Le prestige du cadre n’a pas suffi à faire avaler aux Bulgares le motif «pédagogique» de cette exposition: la «conciliation» de l’art chrétien et islamique en Bulgarie.

Le «non» du ministère de la Culture est intervenu après les réactions négatives du Saint Synode et d’Emmanuil Mutafov, directeur de l’Institut d’étude des arts de l’Académie des sciences bulgare, qui estimait que le Louvre distordait les événements historiques.
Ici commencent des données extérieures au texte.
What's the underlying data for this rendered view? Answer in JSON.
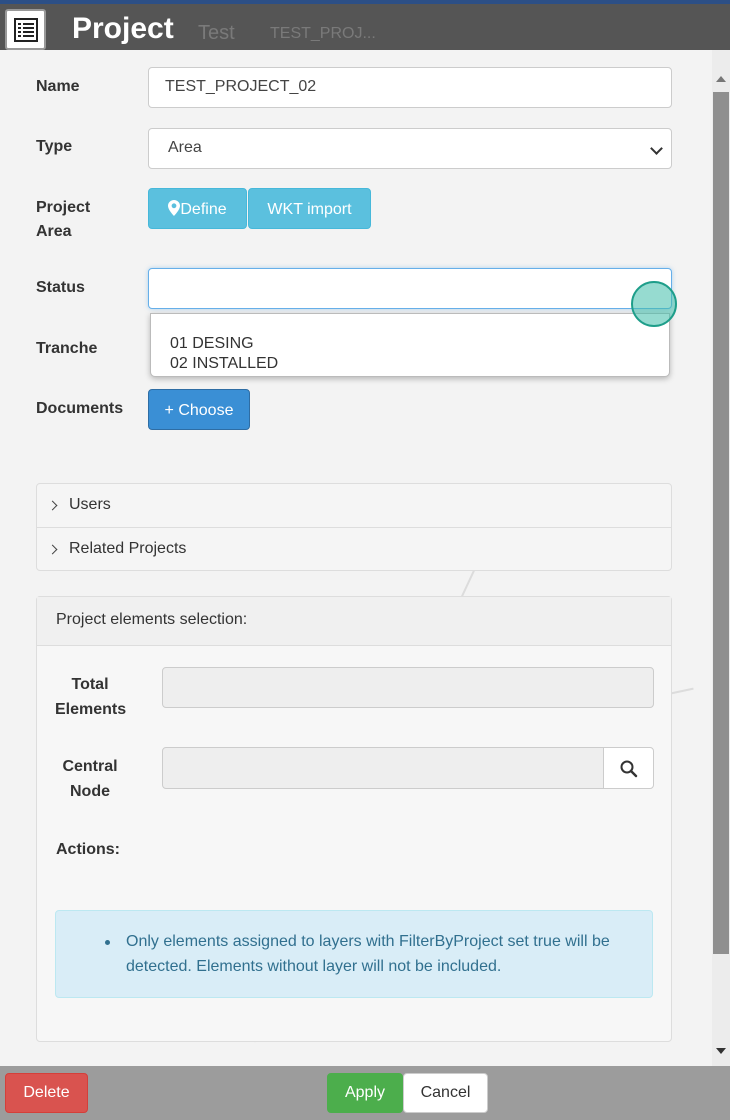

«Les “interactions” entre l’art islamique et l’art chrétien, presque inexistantes à cette époque, sont marginales et purement décoratives», a souligné Mutafov dans une déclaration publiée par artstudies.bg. (…)
Après la décision d’annulation, l’historienne de l’art Klemena Antonova a déclaré à la Radio nationale bulgare que «cela montre que les gens en Bulgarie sont facilement offensés. Mais surtout, cela montre une incompréhension totale de l’histoire et de la culture bulgares de la part du Louvre».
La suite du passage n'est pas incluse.